Пеллико С. Мои темницы. Штильгебауер Э. Пурпур. Ситон-Мерримен Г. В бархатных когтях - страница 51
— Приятной прогулки! — говорили мне все из своих окошек в дверях, но мне не позволялось останавливаться, чтобы поздороваться с кем-нибудь.
Мы спускались по лестнице, проходили широкий двор и выходили на площадку, выходившую на юг, с которой виднелся город Брюнн и открывался обширный вид на окружающие деревни.
В вышеупомянутом дворе было всегда много простых арестантов, которые приходили или уходили на работы или группами прогуливались, беседуя между собою. Между ними было много итальянских воров, которые раскланивались со мною с большим уважением и говорили между собою:
— Не мошенник, как мы, однако его заключение суровее нашего.
В самом деле, у них было больше свободы, чем у меня.
Я слышал и эти, и другие слова и, в свою очередь, раскланивался радушно. Один из этих арестантов раз сказал мне:
— Ваше здоровье, синьор, радует меня. Вы, быть может, видите на моей физиономии нечто такое, что непохоже на злодея. Несчастная страсть подтолкнула меня совершить преступление, но, синьор, нет, я не злодей.
И он залился слезами. Я протянул ему руку, но он не мог мне ее пожать. Мои конвойные, не по злобе, но по имевшимся у них инструкциям, оттолкнули его. Они не должны были мне позволять подходить к кому бы то ни было. Разговаривая со мною, арестанты, большею частью, делали вид, что они говорят между собою, и если мои два солдата замечали, что эти слова обращались ко мне, они приказывали замолчать.
Также по этому двору проходили люди разного звания, посторонние в крепости, приходившие посетить супер-интенданта или капеллана, или сержанта, или кого-нибудь из капралов.
— Вот один из итальянцев, — говорили они вполголоса и останавливались посмотреть на меня, и несколько раз я слышал, как они говорили по-немецки, думая, что я не понимаю их, — недолго проживет этот бедный синьор: у него написана смерть на лице.
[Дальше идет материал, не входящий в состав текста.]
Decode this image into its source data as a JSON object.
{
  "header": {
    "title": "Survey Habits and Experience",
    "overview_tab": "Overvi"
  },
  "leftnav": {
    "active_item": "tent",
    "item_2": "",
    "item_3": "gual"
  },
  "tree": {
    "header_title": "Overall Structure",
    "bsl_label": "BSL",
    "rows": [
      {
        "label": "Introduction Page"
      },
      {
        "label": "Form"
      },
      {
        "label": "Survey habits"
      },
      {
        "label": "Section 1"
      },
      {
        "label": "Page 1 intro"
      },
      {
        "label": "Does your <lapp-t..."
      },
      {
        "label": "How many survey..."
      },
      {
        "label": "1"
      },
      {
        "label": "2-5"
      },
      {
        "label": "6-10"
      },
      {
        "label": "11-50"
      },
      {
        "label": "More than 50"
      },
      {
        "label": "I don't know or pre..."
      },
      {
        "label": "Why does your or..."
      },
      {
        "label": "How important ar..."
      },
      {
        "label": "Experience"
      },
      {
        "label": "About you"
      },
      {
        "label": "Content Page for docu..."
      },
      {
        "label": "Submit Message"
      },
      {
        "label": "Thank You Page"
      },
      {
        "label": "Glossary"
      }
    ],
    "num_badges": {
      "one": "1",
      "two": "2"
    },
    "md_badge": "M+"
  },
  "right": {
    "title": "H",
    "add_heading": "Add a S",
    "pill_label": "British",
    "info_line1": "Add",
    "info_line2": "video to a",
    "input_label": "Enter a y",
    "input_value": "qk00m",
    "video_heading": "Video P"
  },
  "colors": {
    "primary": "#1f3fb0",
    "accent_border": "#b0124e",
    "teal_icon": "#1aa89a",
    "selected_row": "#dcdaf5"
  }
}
В самом деле, после того, как я сначала поправился, я изнемогал от скудости пищи, и часто начиналась у меня вновь лихорадка. С трудом я тащил свою цепь до места прогулки и там бросался на траву и так проводил обыкновенно все время, пока не кончится мой час.
Конвойные стояли или садились около меня, и мы начинали разговаривать. Один из них, по имени Краль, богемец, хотя и из крестьян, и бедный, получил некоторое воспитание и совершенствовал его, сколько мог, размышлениями о явлениях в мире и чтением всех книг, какие только попадались в его руки. Он был знаком и с Клопштоком, и с Виландом, и с Гете, и с Шиллером, и со многими другими хорошими немецкими писателями. Он знал на память бесконечное число отрывков из их произведений и рассказывал их осмысленно и с чувством. Другой конвойный был поляк, Кубицкий, неграмотный, но обходительный и добрый. Я дорожил ими обоими.
LXVI
На одном конце этой площадки находилась квартира супер-интенданта, на другом конце помещался капрал с женой и маленьким сыном. Когда я видел, что кто-нибудь выходил из этих жилищ, я вставал и подходил к тому или к тем, кто там появлялся, и был осыпаем изъявлениями любезности и доброжелательности.
Жена супер-интенданта с давнего времени была больна и медленно угасала. Иногда выносили ее на канапе на открытый воздух. Трудно описать, как она растрогалась, выражая мне сострадание, которое она испытывала ко всем нам. Ее взоры были чрезвычайно кротки и застенчивы, но как они ни были застенчивы, она иногда устремляла их с вопрошающей доверчивостью на взоры того, кто разговаривал с нею.
Я однажды сказал ей, смеясь:
— Знаете, синьора, вы несколько походите на одну особу, которая была мне дорога!
Она покраснела и отвечала с серьезной и милой простотой:
— Не забывайте же обо мне, когда я умру, молитесь о моей бедной душе и о малютках, которых я покидаю на земле.
С этого дня она не могла уже больше вставать с постели, и я не видал ее более. Потомилась еще несколько месяцев, потом умерла.
У нее было трое детей, хорошеньких, как амурчики, и один еще грудной. Несчастная обнимала их часто в моем присутствии и говорила:
— Кто знает, какая женщина сделается их матерью после меня! Но кто бы ни была она, да даст ей Господь сердце матери и для нерожденных ею детей! — и она плакала.